Когда она влюбляется (ЛП) - Сэндс Габриэль - Страница 2
- Предыдущая
- 2/80
- Следующая
Холодный страх струится по моей спине. Клео никогда ничего не скрывает, но иногда мне хочется, чтобы она это сделала.
Проходит секунда, прежде чем Клео осознает, что она сказала, и она бросает на меня извиняющийся взгляд. — Извини.
— Все в порядке.
Это ложь.
Давно уже ничего не было в порядке. Но эта неделя должна была стать передышкой перед тем, как я должна буду встретиться с музыкой и спланировать свою свадьбу с человеком, который мне незнаком.
Незнакомцем, который в тринадцать лет стал убийцей.
Я перестаю ковыряться в кутикулах, когда случайно пускаю себе кровь.
Хватит.
Я пообещала себе, что не буду думать обо всем этом, пока мы на Ибице. В конце концов, мы здесь, чтобы праздновать. Одна неделя - две свадьбы.
Последняя свадьба недели - между Валентиной и Дамиано Де Росси, новым доном Казалези. За два дня до них женятся Мартина Де Росси, сестра Дамиано, и Джорджио "Наполетано" Джирарди, советник Дамиано.

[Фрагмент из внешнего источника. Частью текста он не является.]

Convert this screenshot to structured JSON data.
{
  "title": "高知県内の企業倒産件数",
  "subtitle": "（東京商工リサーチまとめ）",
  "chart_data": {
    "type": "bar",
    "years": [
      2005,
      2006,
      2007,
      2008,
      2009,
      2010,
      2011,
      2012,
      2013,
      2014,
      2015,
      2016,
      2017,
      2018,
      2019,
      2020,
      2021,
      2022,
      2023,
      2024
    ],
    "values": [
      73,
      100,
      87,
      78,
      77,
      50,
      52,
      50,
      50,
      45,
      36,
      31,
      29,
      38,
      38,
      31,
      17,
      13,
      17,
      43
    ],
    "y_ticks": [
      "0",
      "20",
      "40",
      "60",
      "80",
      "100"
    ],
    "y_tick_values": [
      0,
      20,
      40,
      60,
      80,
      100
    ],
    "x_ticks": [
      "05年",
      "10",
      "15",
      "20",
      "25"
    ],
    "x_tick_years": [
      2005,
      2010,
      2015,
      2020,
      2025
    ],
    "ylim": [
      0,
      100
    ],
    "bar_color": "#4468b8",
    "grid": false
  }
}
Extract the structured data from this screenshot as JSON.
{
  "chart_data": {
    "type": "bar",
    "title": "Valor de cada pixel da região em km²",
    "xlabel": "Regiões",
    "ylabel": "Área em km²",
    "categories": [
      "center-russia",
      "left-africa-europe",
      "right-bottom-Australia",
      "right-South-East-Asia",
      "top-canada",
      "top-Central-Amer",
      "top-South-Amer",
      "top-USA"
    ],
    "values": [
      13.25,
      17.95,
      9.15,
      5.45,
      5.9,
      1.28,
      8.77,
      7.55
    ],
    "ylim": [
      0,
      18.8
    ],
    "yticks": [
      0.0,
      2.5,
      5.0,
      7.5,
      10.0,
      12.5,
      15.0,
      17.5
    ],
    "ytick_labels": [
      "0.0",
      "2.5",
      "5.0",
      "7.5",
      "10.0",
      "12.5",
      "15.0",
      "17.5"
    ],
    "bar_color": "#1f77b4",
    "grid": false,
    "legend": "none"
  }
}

Я не очень хорошо знаю Де Росси, но моя сестра говорит, что Дамиано - ее идеальная пара.
Я счастлива за нее. Правда.
Они действительно хотят пожениться.
Наверное, приятно делать то, что хочешь.
Клео открывает окно, впуская теплый влажный воздух внутрь лимузина, и делает глубокий вдох. — Чувствуешь, как пахнет? Это запах свободы.
— Закрой окно, — огрызается мама, проводя тонкими руками по волосам, чтобы они не пушились. В самолете она целый час готовилась к нашему торжественному приезду в дом Вале и Дамиано, и хотя она никогда бы не призналась, что нервничает, от нее исходит злое беспокойство.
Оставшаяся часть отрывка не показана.